Abstract

We read with interest the recent article by Piccioni F et al. [1] stating that epidural analgesia ensures adequate pain relief and is well tolerated by patients after cytoreductive surgery (CRS) and hyperthermic intraperitoneal chemotherapy (HIPEC). In their study, a total of 101 consecutive patients received intra- and post-operative thoracic epidural anesthesia (TEA); intraoperative anesthesia was maintained with general anesthesia (GA) plus TEA; 9.9% of patients had hypotensive episodes and 77.2% (78/ 101) of patients received intra-operative red blood cells (RBCs) transfusion. But we do not think GA plus TEA is the best anesthesia regimen for patients undergoing CRS and HIPEC procedures. On the one hand, hypotension is more likely to happen under epidural anesthesia because the epidural administration of local anesthetics leads to functional sympatholysis and TEA has an inherent risk of cardiovascular depression and arterial vasodilation [2]. Furthermore, mean arterial pressure and systemic vascular resistance showed a reduction in patients undergoing CRS and HIPEC which is a very demanding surgery [3]. Those increase the risk of severe intraoperative hypotension, especially in the patients under TEA plus GA. While patient controlled thoracic epidural analgesia (PCTEA) is probably the best option to control pain postoperatively for those patients [4]. So we think GA, instead of TEA combined with GA, followed by PCTEA is the best anesthesiae analgesia regimen in patients undergoing CRS and HIPEC procedures.

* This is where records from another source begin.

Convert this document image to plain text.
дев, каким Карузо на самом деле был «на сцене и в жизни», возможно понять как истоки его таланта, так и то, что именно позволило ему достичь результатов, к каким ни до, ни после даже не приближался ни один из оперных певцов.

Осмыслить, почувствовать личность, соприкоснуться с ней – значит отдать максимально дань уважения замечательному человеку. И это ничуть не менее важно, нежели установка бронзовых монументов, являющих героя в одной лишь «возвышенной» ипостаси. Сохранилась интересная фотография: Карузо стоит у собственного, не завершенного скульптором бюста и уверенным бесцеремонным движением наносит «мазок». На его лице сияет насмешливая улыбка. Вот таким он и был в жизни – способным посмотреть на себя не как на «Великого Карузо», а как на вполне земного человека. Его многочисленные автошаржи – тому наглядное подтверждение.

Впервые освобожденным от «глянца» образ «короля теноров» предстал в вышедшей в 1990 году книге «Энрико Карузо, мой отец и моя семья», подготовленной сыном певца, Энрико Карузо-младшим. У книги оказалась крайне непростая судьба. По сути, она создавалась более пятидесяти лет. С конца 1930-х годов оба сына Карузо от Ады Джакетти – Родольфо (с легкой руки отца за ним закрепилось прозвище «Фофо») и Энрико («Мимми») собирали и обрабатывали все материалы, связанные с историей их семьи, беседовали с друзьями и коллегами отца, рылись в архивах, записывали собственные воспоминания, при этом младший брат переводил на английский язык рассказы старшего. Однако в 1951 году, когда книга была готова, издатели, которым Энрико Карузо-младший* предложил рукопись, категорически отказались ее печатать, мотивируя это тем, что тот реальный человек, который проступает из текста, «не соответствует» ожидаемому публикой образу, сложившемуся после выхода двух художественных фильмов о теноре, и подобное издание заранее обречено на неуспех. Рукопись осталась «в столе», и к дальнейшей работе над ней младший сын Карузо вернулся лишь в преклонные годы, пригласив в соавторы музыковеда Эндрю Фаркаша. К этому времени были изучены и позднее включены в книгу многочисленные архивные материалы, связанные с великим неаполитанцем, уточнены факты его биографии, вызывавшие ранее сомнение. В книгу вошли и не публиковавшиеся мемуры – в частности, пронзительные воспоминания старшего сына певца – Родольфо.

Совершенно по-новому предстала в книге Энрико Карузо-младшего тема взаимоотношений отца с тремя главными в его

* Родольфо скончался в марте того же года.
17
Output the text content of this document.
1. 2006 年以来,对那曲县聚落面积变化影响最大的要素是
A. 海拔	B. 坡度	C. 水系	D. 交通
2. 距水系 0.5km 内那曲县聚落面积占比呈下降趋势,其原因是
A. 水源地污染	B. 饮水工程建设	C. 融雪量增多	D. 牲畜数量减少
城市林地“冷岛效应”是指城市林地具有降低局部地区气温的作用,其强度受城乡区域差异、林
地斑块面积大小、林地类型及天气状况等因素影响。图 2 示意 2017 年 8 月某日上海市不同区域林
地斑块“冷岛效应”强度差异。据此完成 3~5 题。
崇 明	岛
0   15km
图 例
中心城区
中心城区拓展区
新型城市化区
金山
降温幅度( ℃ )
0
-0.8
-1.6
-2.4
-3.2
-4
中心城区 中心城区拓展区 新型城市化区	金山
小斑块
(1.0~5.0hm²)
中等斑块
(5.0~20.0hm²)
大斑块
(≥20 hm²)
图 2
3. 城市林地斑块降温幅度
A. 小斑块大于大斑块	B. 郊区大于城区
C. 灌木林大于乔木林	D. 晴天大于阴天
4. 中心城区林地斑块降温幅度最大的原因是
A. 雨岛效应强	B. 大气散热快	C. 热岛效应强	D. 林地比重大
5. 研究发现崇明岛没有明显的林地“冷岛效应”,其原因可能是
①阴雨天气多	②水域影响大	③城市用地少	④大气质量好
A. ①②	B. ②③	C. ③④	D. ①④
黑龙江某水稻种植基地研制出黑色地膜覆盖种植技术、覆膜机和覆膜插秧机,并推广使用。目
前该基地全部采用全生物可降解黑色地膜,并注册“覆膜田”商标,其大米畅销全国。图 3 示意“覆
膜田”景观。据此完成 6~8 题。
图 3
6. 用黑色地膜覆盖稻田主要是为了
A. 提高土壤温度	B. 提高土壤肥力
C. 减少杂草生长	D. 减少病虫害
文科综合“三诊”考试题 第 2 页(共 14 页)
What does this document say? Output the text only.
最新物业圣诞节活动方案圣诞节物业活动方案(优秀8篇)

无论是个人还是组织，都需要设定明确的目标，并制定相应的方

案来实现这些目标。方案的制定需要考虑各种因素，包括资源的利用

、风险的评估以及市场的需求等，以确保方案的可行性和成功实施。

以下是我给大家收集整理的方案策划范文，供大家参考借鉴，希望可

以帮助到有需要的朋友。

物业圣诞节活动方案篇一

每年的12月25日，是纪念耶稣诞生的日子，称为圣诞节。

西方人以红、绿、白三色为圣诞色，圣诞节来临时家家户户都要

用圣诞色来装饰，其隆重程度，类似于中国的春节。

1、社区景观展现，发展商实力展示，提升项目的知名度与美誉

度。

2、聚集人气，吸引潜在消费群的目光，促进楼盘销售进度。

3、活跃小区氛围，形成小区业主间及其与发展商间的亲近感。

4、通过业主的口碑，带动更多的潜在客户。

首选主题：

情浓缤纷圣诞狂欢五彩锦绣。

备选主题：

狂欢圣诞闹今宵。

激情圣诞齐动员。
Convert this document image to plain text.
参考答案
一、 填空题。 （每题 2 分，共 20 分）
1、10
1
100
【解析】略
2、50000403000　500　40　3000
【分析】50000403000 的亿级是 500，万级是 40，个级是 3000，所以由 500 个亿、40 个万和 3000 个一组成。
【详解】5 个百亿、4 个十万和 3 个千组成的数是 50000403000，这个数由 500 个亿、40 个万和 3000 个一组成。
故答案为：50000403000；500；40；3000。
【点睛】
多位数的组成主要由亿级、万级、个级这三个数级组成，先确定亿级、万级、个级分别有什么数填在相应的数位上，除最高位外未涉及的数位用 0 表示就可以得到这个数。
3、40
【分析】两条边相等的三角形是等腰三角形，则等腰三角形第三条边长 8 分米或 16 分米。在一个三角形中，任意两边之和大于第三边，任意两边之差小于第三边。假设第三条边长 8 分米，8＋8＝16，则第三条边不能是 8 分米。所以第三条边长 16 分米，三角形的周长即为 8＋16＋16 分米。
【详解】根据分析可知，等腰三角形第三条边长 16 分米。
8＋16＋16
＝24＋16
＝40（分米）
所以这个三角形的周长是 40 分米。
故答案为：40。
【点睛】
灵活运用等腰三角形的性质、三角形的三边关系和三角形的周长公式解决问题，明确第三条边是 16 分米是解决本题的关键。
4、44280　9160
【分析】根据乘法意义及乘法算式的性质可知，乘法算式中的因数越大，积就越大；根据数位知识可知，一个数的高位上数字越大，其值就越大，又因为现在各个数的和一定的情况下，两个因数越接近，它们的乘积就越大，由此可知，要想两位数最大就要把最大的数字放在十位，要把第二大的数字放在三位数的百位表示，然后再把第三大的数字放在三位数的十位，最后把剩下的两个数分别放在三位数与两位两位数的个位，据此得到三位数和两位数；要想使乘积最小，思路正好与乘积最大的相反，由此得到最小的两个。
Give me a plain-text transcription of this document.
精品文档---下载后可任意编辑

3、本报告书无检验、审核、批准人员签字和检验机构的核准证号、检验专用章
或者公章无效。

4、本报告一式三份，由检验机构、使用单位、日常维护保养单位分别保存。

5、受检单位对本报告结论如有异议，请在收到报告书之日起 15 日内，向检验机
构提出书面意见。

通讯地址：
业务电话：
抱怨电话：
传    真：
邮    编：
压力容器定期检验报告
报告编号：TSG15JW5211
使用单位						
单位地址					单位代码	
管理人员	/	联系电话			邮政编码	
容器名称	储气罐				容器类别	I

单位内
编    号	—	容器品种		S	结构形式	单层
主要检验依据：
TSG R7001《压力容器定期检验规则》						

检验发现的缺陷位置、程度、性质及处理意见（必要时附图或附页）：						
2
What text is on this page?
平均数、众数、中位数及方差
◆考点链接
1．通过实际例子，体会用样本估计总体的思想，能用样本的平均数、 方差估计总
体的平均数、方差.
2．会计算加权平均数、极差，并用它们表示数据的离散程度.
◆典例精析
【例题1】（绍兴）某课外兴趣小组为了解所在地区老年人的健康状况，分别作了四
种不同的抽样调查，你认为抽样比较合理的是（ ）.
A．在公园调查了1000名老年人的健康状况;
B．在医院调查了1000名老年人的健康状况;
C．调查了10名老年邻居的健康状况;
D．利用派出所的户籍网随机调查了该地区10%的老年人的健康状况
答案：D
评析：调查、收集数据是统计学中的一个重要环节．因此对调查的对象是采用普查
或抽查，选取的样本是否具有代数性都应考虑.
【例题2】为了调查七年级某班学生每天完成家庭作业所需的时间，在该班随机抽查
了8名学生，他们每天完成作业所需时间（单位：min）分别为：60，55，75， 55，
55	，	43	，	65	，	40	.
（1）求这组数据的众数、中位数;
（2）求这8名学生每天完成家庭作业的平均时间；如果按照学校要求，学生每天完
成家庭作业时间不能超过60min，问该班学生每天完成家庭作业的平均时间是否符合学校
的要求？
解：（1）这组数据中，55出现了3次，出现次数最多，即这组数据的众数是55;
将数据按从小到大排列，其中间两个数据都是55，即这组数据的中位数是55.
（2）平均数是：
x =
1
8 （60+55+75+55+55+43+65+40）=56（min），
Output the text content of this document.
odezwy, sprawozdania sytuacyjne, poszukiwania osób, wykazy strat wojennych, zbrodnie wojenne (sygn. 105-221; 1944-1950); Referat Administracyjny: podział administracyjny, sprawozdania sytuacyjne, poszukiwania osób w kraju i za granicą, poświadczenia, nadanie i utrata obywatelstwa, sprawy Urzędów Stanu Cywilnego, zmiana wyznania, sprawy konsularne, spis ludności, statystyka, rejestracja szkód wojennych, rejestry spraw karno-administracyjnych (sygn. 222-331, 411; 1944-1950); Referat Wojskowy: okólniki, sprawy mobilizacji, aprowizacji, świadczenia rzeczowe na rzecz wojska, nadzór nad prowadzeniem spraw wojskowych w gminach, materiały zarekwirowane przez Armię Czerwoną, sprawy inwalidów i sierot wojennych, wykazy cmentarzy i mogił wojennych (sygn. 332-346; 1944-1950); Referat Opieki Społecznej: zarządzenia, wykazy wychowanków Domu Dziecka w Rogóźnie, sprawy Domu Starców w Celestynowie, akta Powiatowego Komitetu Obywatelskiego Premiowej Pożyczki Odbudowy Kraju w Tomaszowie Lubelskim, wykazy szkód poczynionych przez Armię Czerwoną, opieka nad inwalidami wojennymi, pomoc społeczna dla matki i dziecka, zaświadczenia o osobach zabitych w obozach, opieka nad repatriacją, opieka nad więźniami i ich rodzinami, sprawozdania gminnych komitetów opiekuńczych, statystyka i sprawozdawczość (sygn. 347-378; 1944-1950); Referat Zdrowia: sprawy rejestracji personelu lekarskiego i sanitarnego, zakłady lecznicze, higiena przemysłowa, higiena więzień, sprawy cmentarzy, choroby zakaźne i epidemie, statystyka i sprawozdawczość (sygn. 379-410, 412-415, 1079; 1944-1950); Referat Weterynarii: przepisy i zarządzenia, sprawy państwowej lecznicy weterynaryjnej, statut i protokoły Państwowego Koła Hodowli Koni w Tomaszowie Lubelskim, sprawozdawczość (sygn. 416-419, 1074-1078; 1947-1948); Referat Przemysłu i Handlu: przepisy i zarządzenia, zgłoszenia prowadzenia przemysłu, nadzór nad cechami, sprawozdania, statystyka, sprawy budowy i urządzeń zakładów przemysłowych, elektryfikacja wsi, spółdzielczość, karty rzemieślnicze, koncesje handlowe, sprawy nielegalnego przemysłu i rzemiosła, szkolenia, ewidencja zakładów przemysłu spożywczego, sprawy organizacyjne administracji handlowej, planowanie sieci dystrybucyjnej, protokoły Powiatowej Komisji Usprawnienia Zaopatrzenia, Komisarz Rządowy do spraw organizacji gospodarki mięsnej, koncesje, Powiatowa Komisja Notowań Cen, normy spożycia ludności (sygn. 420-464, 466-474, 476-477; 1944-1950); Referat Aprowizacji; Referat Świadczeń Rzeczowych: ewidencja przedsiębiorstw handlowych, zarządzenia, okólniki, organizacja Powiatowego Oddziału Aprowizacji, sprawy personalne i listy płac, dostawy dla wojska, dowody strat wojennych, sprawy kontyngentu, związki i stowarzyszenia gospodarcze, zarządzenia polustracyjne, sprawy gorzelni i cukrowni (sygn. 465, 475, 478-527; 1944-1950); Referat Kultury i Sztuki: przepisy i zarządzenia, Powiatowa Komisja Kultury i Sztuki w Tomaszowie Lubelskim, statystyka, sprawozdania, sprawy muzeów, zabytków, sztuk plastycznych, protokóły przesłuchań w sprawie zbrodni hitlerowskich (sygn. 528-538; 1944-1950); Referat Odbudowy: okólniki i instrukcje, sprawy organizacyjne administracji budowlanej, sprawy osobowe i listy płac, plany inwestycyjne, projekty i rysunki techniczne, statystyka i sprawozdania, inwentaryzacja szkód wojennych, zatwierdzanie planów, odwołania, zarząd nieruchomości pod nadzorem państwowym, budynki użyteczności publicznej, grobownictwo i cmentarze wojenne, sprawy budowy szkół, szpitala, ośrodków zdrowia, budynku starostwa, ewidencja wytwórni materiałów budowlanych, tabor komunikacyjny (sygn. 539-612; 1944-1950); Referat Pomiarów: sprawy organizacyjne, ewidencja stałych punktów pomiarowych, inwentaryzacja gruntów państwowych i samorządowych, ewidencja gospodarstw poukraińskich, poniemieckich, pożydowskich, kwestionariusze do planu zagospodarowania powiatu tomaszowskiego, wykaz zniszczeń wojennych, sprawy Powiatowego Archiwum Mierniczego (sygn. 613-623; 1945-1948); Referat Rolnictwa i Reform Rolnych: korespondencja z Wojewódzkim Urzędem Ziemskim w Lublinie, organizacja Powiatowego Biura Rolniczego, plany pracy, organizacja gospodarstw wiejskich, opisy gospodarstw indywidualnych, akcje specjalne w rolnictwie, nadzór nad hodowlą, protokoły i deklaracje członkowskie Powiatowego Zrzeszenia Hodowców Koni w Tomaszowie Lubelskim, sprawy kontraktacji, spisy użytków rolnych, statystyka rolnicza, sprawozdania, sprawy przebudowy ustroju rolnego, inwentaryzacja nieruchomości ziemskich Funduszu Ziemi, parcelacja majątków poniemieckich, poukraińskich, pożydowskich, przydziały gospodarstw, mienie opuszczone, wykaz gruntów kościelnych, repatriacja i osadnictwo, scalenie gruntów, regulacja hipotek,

On the other hand, the main reason for hypotension during epidural anesthesia may be arterial vasodilation, but not pre-load absolute deficiency. It is certainly reasonable to treat hypotension with a vasopressor (such as phenylephrine). Excessive fluid or fresh frozen plasma (FFP) infusion is inappropriate, or even harmful for those patients undergoing CRS þ HIPEC procedures. Because excess fluid or FFP would dilute the blood and reduce the hemoglobin concentration, thereby increase the possibility of iatrogenic RBCs transfusion which is associated with a higher risk of mortality and morbidity in surgical patients [5].